Bomb squad on full blast

"Of course, there are also lots about the Bomb Squad," says Gareth about the high-impact substitutes on the bench who were assembled for key matches.

"They were critically important to winning the World Cup. Of course, there's stuff, and we learn a lot about it in Chasing the Sun.

"Chasing the Sun is incredibly insightful – both for rugby people as well as non-rugby people. The Bomb Squad and the Springboks' 6-2 bench split idea was so critical to the World Cup. There is a lot about it, why it created such a formidable side and why it worked. We unpack it a lot, and when you unpack it you're just struck that Rassie Erasmus is a genius.

"It's a uniquely South African story, but we went with the approach that in telling the story of Chasing the Sun we've got to appeal to the rugby journalist but also the non-rugby mom."

"We've held each other to account about this: It's on M-Net.

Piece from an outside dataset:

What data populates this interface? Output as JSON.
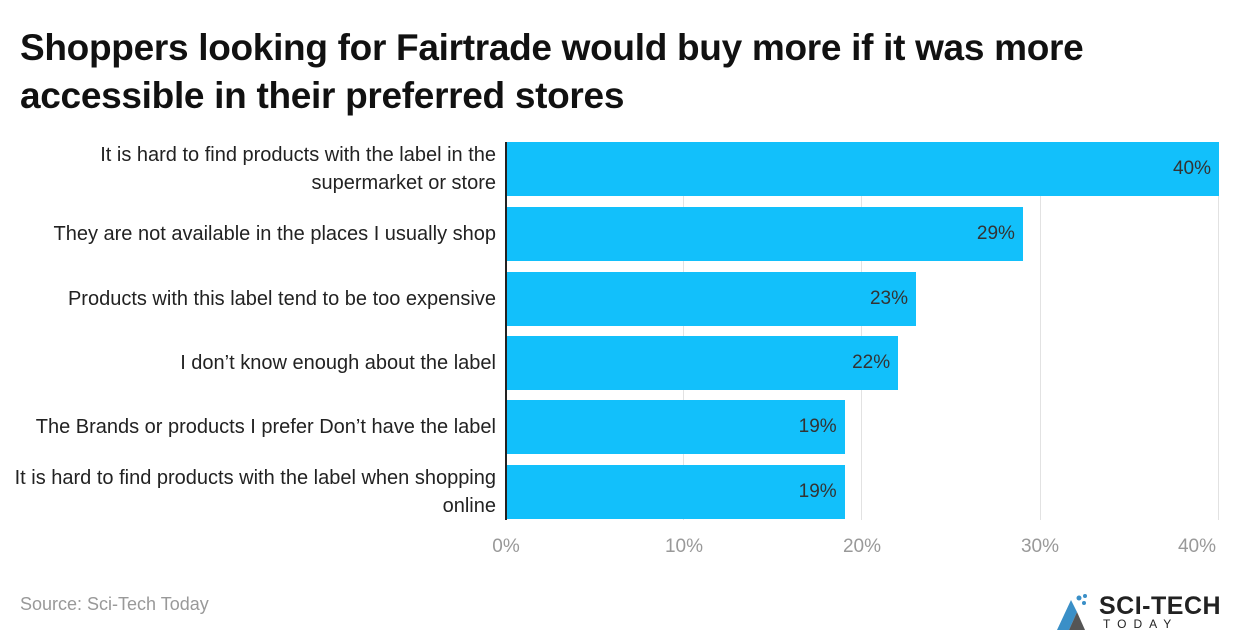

It's at 6pm on a Sunday. Chasing the Sun is not just for rugby people, it's for everybody," says Gareth.

With South Africa's TV industry that doesn't have a history of making a lot of fly-on-the-wall sports documentaries, Channel24 asked if in the making of the Chasing the Sun, the production company was influenced by producers or channels like ESPN, what they've learnt from the doing this, and if this opens the door to a future of even more such high-quality local sports documentaries.

"Absolutely we were influenced. We were influenced because there are a lot of people who are really, really good at this. The Americans and ESPN are particularly good. As a team we reached out to documentary makers, we had calls with the guys who made The Test: A New Era for Australia's Team, we've asked advice along the way, and we also watched a hell of a lot.

"The upside of Covid-19 lockdown was the exceptional sports documentary content that was on SuperSport at the time. Part of my homework and my team's homework was to watch every single ESPN 30 for 30 documentary we could get our hands on and to watch every single sporting documentary in the world, and we were absolutely influenced by it.

"The second part of it is that I see such a future for sports documentary and sporting documentary filmmaking in South Africa and Africa. I really do believe that this is the beginning. I'm not sure that at its pure heart of it we will get another story like this to tell than that of the Springboks winning the World Cup but watch this space, this is just the beginning. We are fired up to do a lot more of this!"